Brian grew into something totally different- he was tall and muscular before I realised it, and loved sports. I always thought that it was one of the few times he came out from his solitary shell, and laughed, played and made strategies with other boys. He went on to enlist in the Army.

The paths we chose for ourselves were completely different. I sometimes even think that one of the two must have felt left out while thinking of the other. Like leaving the comfort of your oldest blanket behind, and turning up the heating so high that you will never need it.
However, in relationships where the bond is from the heart and the love so deep and pure, things like this do not really change how you feel. He would always ask about me even on those briefest of calls home during the war, and I would still make him silly smiley cards for no reason at all. That’s how it is, with people you love. Even if it has been years since you saw them, even if the television blares reports of the wonderful job the boys are doing on the front and all the ecstatic things this war means. My thoughts forever hovered around Brian. Around how this is the classic recipe for disaster.

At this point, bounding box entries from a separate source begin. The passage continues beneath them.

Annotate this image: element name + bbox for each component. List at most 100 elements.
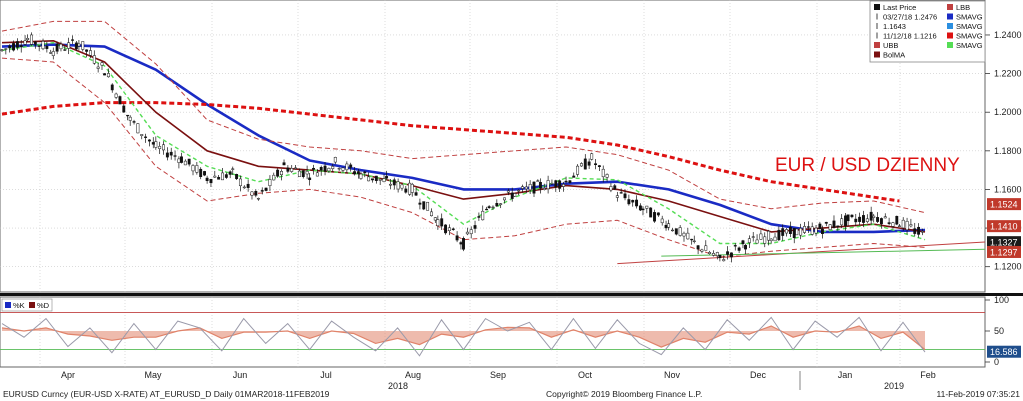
- series-line-lbb: [1, 57, 926, 258]
- candle-body: [272, 174, 276, 181]
- series-line-ubb: [1, 20, 926, 214]
- candle-body: [840, 218, 844, 226]
- candle-body: [414, 192, 418, 196]
- candle-body: [85, 49, 89, 52]
- candle-body: [242, 186, 246, 189]
- candle-body: [895, 215, 899, 225]
- candle-body: [726, 251, 730, 255]
- candle-body: [173, 155, 177, 157]
- candle-body: [769, 238, 773, 242]
- x-month-label: Aug: [405, 370, 421, 380]
- x-month-label: Jun: [233, 370, 248, 380]
- osc-value-badges: 16.586: [987, 345, 1021, 358]
- candle-body: [759, 233, 763, 240]
- candle-body: [341, 167, 345, 171]
- candle-body: [308, 177, 312, 181]
- candle-body: [106, 73, 110, 78]
- candle-body: [678, 227, 682, 236]
- candle-body: [378, 178, 382, 181]
- candle-body: [235, 174, 239, 180]
- candle-body: [114, 93, 118, 98]
- candle-body: [594, 163, 597, 166]
- candle-body: [536, 180, 540, 182]
- legend-swatch: [874, 42, 880, 48]
- candle-body: [382, 178, 386, 183]
- candle-body: [100, 62, 104, 66]
- candle-body: [824, 221, 828, 224]
- x-month-label: Dec: [750, 370, 767, 380]
- candle-body: [187, 158, 191, 165]
- candle-body: [810, 226, 814, 235]
- candle-body: [554, 180, 558, 188]
- candle-body: [356, 171, 360, 174]
- y-tick-label: 1.2000: [994, 107, 1022, 117]
- candle-body: [49, 52, 53, 54]
- candle-body: [513, 193, 517, 197]
- candle-body: [572, 175, 576, 178]
- y-tick-label: 1.1200: [994, 262, 1022, 272]
- candle-body: [41, 41, 45, 50]
- candle-body: [521, 186, 524, 189]
- x-year-labels: 2018 2019: [388, 371, 904, 391]
- candle-body: [388, 183, 392, 186]
- candle-body: [19, 45, 23, 48]
- candle-body: [546, 180, 550, 190]
- candle-body: [81, 41, 85, 50]
- candle-body: [238, 178, 242, 187]
- candle-body: [510, 192, 514, 199]
- y-tick-label: 1.1600: [994, 184, 1022, 194]
- candle-body: [667, 223, 671, 228]
- candle-body: [203, 171, 206, 176]
- candle-body: [858, 216, 862, 222]
- candle-body: [887, 222, 891, 224]
- candle-body: [562, 184, 565, 187]
- candle-body: [491, 206, 495, 209]
- candle-body: [136, 123, 140, 134]
- candle-body: [422, 201, 426, 210]
- candle-body: [590, 153, 594, 160]
- legend-label: 1.1643: [883, 22, 906, 31]
- candle-body: [803, 226, 806, 233]
- candle-body: [221, 172, 224, 181]
- footer-left: EURUSD Curncy (EUR-USD X-RATE) AT_EURUSD…: [3, 389, 330, 399]
- candle-body: [741, 240, 745, 245]
- legend-label: LBB: [956, 3, 970, 12]
- series-line-bolma: [1, 40, 926, 233]
- price-badge: [987, 236, 1021, 249]
- osc-legend-swatch: [5, 302, 11, 308]
- candle-body: [23, 40, 27, 45]
- candle-body: [818, 223, 822, 230]
- osc-legend-frame: [1, 298, 53, 312]
- candle-body: [327, 168, 331, 172]
- candle-body: [12, 43, 15, 51]
- candle-body: [524, 186, 528, 190]
- candle-body: [67, 42, 71, 49]
- candle-body: [433, 217, 437, 221]
- osc-d-line: [1, 325, 926, 351]
- candle-body: [436, 219, 440, 227]
- candle-body: [781, 228, 785, 236]
- main-legend[interactable]: Last Price LBB 03/27/18 1.2476 SMAVG 1.1643 S…: [869, 0, 986, 63]
- candle-body: [733, 245, 737, 247]
- candle-body: [465, 231, 469, 235]
- candle-body: [177, 158, 181, 163]
- candle-body: [690, 238, 694, 241]
- price-badge-label: 1.1524: [990, 200, 1018, 210]
- candle-body: [165, 152, 169, 158]
- x-year-label: 2018: [388, 381, 408, 391]
- candle-body: [664, 224, 668, 229]
- legend-label: SMAVG: [956, 41, 983, 50]
- candle-body: [363, 171, 367, 174]
- candle-body: [224, 174, 228, 178]
- candle-body: [294, 167, 298, 170]
- candle-body: [147, 139, 151, 142]
- candle-body: [396, 181, 400, 190]
- osc-legend[interactable]: %K %D: [1, 298, 53, 312]
- candle-body: [45, 46, 49, 49]
- candle-body: [891, 222, 895, 227]
- candle-body: [30, 34, 33, 45]
- candle-body: [832, 220, 836, 228]
- trendline-green: [661, 248, 986, 257]
- candle-body: [440, 218, 444, 227]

Demons have this way of shocking you around corners when you least expect them. Maybe that’s why they are called demons, even. My demon- my entire family’s demon infact, also caught up with us. A telegram. Followed by the light of our eyes, my little brother Brian in a wooden box.

The next few months went by in a blur. Just the pain remains in my memory. Like how some film makers put a lady in a bright red dress in a black and white movie, so that no matter what and no matter where you think of the film, the image of the lady in the red dress surely flashes across your mind.

That’s what the pain was like. Always there. Sometimes rising from the pit of my stomach, sometimes lulling me to sleep when I could not take it anymore. It’s funny, now to think of it, that pain and memory almost seem as if they can be transposed.

I earnestly believe that life, or whoever heads the department of cosmic intervention in the sky, sends you messages. Messages that are vague, out of the blue, and yet in that moment hold the key to a flurry of events, unlocking things from memory that you carefully stored away, never to be reopened. The message in itself may not mean a thing to anybody else, but to you, it seems like a customised page cut out and sent to you from the destiny handbook.

Here I am after all these winters and summers that have slowly slipped by, here I am still wearing my beads, sitting in at a café in a foreign country in a green skirt. The boy in the University sweatshirt and the grey green eyes has stopped talking. He is just looking in my eyes. All of sudden, I just reach over and touch the scar on his cheek.